There had been a vague intention and outline of a plan, but what pushed me into action was more a jumping-out-of-my-skin Gotta Get Out of Here. Sure, the “more opportunities” thing awaited, but not a real job as tsk-tskers would say. I’m Taurean, and the lack of a stable prospect scared the crap out of me, but my Five of Spades birth card of the Wanderer put me on the move lest I blow something up.

The good folks I’ve met at L.A. Meetups have been mirrors to notice my What the Heck. Name, Who You Are, and 90-Day Goal introductions often free-formed into musings of hope and dissatisfaction about ourselves and this city of dreams. I say it without irony because L.A. absolutely still is – both stereotypically and authentically – where people come to see what they are made of. An Indian American music producer /composer from Austin, TX and a Canadian “composer for media” had had successes back home, but both were here with game plans for More. The former is giving himself the classic one-year window to find more gigs, and the latter sojourns twice a year for opportunity tours. Other stories include that of the organizer of the Create Yourself – Los Angeles Meetup and a Japanese American film maker who walk the talk every day by crafting work and a life in the industry that they want to be proud of.

My timeline? Nothing beyond Now. The work? Hmmm…health and wellness? Dare I stretch to say Healing Body, Mind and Soul? Writing? Just “something” to bring in the $$? As life would have it, the ruminating was interrupting by a giant crash as I literally and horrifyingly broke a beautiful piece of artwork in the house I was staying. Dust settled and glass shards and shavings mopped up, the message was clear to have a session with my main ally in life.

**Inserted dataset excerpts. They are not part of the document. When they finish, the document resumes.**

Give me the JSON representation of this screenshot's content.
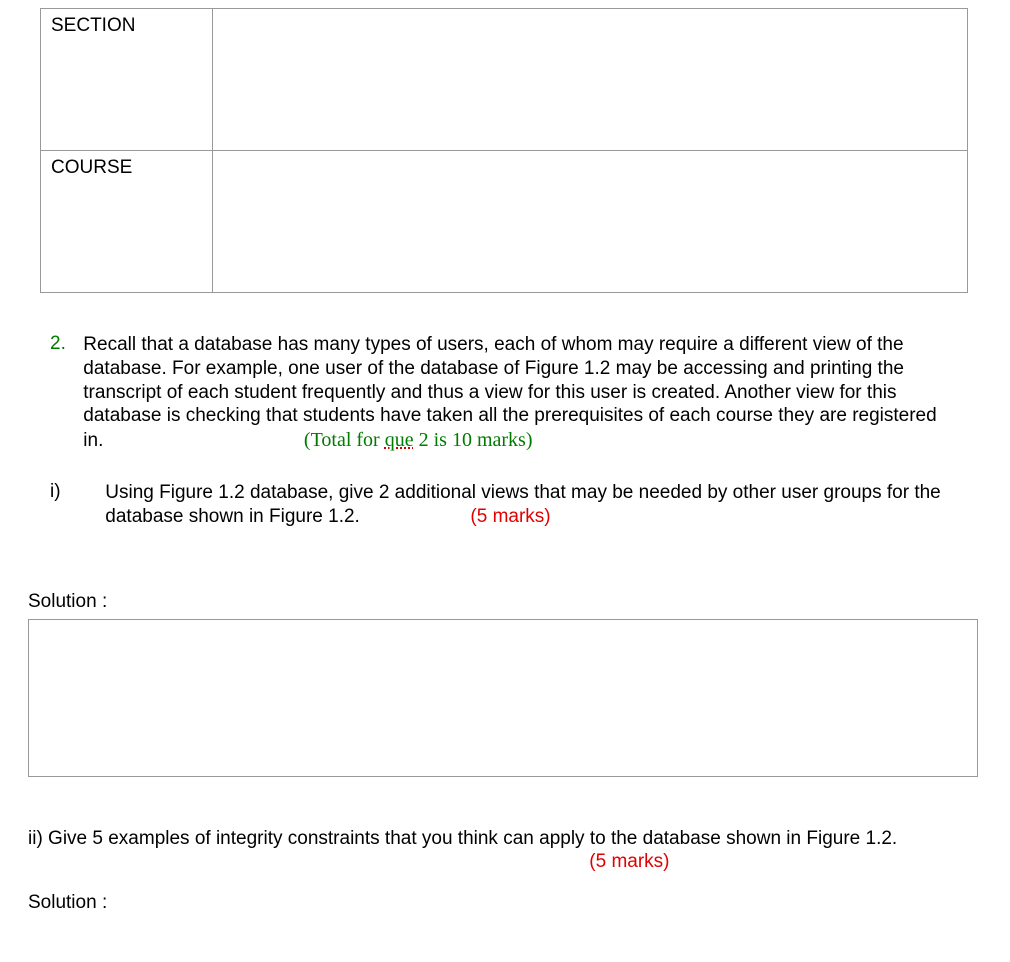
{
  "table": {
    "row1_label": "SECTION",
    "row1_value": "",
    "row2_label": "COURSE",
    "row2_value": ""
  },
  "question2": {
    "number": "2.",
    "text_part1": "Recall that a database has many types of users, each of whom may require a different view of the database. For example, one user of the database of Figure 1.2 may be accessing and printing the transcript of each student frequently and thus a view for this user is created. Another view for this database is checking that students have taken all the prerequisites of each course they are registered in.",
    "total_prefix": "(Total for ",
    "total_spellword": "que",
    "total_suffix": " 2 is 10 marks)"
  },
  "sub_i": {
    "label": "i)",
    "text": "Using Figure 1.2 database, give 2 additional views that may be needed by other user groups for the database shown in Figure 1.2.",
    "marks": "(5 marks)"
  },
  "solution_label": "Solution :",
  "sub_ii": {
    "text_prefix": "ii) Give 5 examples of integrity constraints that you think can apply to the database shown in Figure 1.2.",
    "marks": "(5 marks)"
  }
}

The answers from a Willow session are always unexpected and big if you let it be. We discovered quickly that goal-setting was a priority, but (and the “but” is key) the guidance was specific – “within the parameters of joy.” Making that distinction opened up possibilities that hadn’t occurred to me when I was only goal-oriented.

It was a subtlety that brings light-year-measurable forward movement. How different would daily, weekly and monthly goals be if I also slowed down to savor the simple pleasures of life? What if I dropped the judgments about all the things I should do and listened to the voice that connects me to myself and a deeper pride? What would happen?